Why am I keeping an online Hifdh Diary?
To start off, one little-known fact about this blog is that, although it started off as something meant to help those who visited it, it quickly became just a way for me to organize articles and lectures that I had read/watched/listened to, etc. I used it as a safe place to keep all of these things, so that I could return and easily sift through the blog to find what I needed. So, it was primarily for myself, but I realized that whatever was benefiting me, could also benefit others, if they only exposed themselves to it, i.e. if they only read it.
These Hifdh Diaries are similar (something primarily for me, that can also benefit others insha Allah)– however, I am publicizing something that I usually privatize. Allow me to explain. I generally do not like to comment much on my journey towards completing my hifdh of the Qur’an. Furthermore, I don’t like to tell people what I’ve memorized because of a fear of them becoming amazed (they are too easily amazed, because trust me, I have a long way to go, wa billah it-tawfeeq) and a fear of my own arrogance and insincerity.
However, I am hoping that due to the fact that I remain anonymous (except to a few people, who I can count on one hand) I will be able to share things of benefit, so that this small effort may one day help someone else in their journey to the completion of hifdh of the Qur’an.
And the very first thing that I would like to share is: you should have your own Hifdh diary. Just go out and buy a fresh, new notebook (I love the smell of a crisp, new notebook!) and use it for tracking your hifdh and review. Since you should be memorizing and reviewing every single day, you should also be writing in this book every single day.
As usual, I should not advise you towards something that I do not care to fulfill so alhamdu lillah, I also have my own book. Actually I’ve had a few books (lol) but now I have only one that I will use for memorization/review purposes only.
I split it into about 2 sections.
(1) In the front, I track myself. (2) And in the back I do my Qur’an homework (this involves writing everything that I am newly memorizing, and more).
In the Tracking Section:
You need a chart, and the columns are as follows:
- Date: This includes the Day of the Week and the Month/Date/Year
- Memorized: How many lines memorized, which specific surah and ayaat, how much time it took, when did you memorize (can include specific timings, or just the general time of day)
- Reviewed: Which pages did you review, when did you review it, how long did it take?
- How much time you feel like you wasted that day in total
- How many hours you slept, how many naps you took
- How difficult it was for you to memorize a certain page, and what the reason behind it may be. For example, page 31 was one of my most difficult pages, not because the ayaat are difficult, for truly they are easy ayaat. It was simply because of a sin that I had committed. That was what was keeping me from that sacred knowledge.

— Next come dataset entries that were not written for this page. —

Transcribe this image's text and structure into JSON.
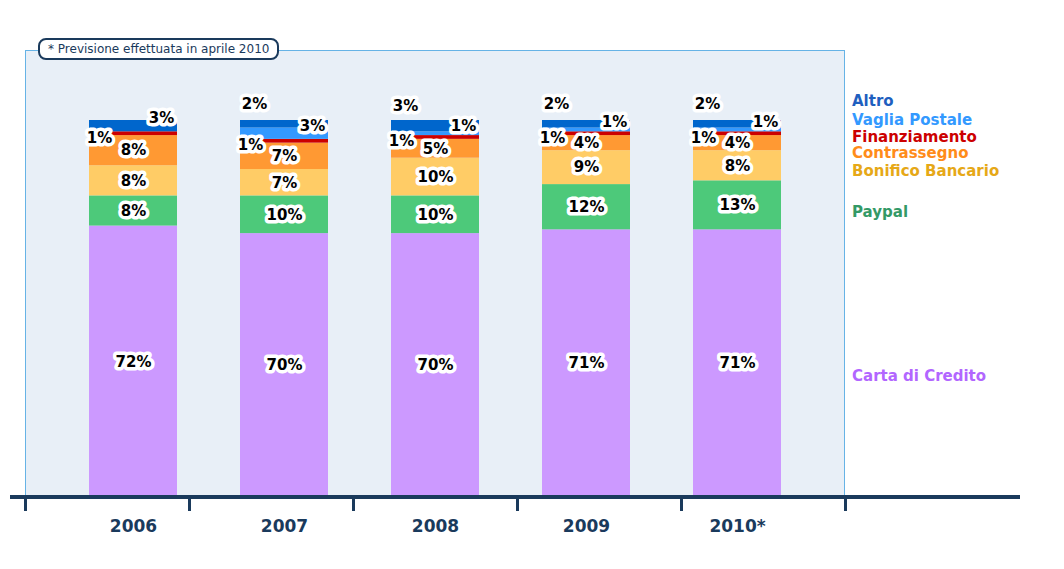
{
  "chart_data": {
    "type": "bar",
    "stacked": true,
    "data_labels": true,
    "tick_labels": "x",
    "annotations": [
      "* Previsione effettuata in aprile 2010"
    ],
    "categories": [
      "2006",
      "2007",
      "2008",
      "2009",
      "2010*"
    ],
    "ylim": [
      0,
      100
    ],
    "yticks": [],
    "legend": "right",
    "series": [
      {
        "name": "Carta di Credito",
        "color": "#cc99ff",
        "values": [
          72,
          70,
          70,
          71,
          71
        ],
        "value_labels": [
          "72%",
          "70%",
          "70%",
          "71%",
          "71%"
        ]
      },
      {
        "name": "Paypal",
        "color": "#4dc97a",
        "values": [
          8,
          10,
          10,
          12,
          13
        ],
        "value_labels": [
          "8%",
          "10%",
          "10%",
          "12%",
          "13%"
        ]
      },
      {
        "name": "Bonifico Bancario",
        "color": "#ffcc66",
        "values": [
          8,
          7,
          10,
          9,
          8
        ],
        "value_labels": [
          "8%",
          "7%",
          "10%",
          "9%",
          "8%"
        ]
      },
      {
        "name": "Contrassegno",
        "color": "#ff9933",
        "values": [
          8,
          7,
          5,
          4,
          4
        ],
        "value_labels": [
          "8%",
          "7%",
          "5%",
          "4%",
          "4%"
        ]
      },
      {
        "name": "Finanziamento",
        "color": "#cc0000",
        "values": [
          1,
          1,
          1,
          1,
          1
        ],
        "value_labels": [
          "1%",
          "1%",
          "1%",
          "1%",
          "1%"
        ]
      },
      {
        "name": "Vaglia Postale",
        "color": "#3399ff",
        "values": [
          null,
          3,
          1,
          1,
          1
        ],
        "value_labels": [
          null,
          "3%",
          "1%",
          "1%",
          "1%"
        ]
      },
      {
        "name": "Altro",
        "color": "#0066cc",
        "values": [
          3,
          2,
          3,
          2,
          2
        ],
        "value_labels": [
          "3%",
          "2%",
          "3%",
          "2%",
          "2%"
        ]
      }
    ]
  }
}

- You can also track your eating habits (eating healthy vs. fried foods)
- Whether or not you were fasting when you memorized/reviewed
- How lazy you’ve been feeling, the list goes on.
You can also jot down little reminders and anything that motivates you to memorize. Maybe you met a really inspiring person, record the experience in your Hifdh Diary and re-visit it when you are feeling low on motivation.
Take note of when you become lazy and what it’s usually preceded by. For example, I noticed that when I became lazy towards memorizing Qur’an, it was usually because of 1 of the following 3 reasons:
- When I feel like it’s becoming difficult for me.
- When I feel guilty (thinking that I may have wronged someone or committed a sin)
- When I feel arrogant (like “Whew! I’m awesome, I think I’ll take a break.”…It disgusts (I know it’s a strong word, but it does) me to even type it but it happens and I hope this will be a warning to others. Don’t be offended, but you’re not that awesome, and neither am I.)
You can also track the pages of Tafsir that you’ve read. It was recommended to me, by another memorizer, to read 30 pages a day. If you feel like you can do more and benefit/retain it, then do that.
In short, track yourself. It’s always good to get things down on paper, because as a memorizer of Qur’an, you should already realize, your memory is not as strong and perfect as you think, therefore, whenever we can, we should write things down. Another benefit of this is that you get to see your progress and this is one of the best encouragements. This is the type of encouragement that no one else can give you/tell you about, you see it for yourself. And if you ever become low on motivation, remind yourself of how much you are progressing, and how quickly that can un-do itself if you allow it to.
That’s it for now. Happy Memorizing!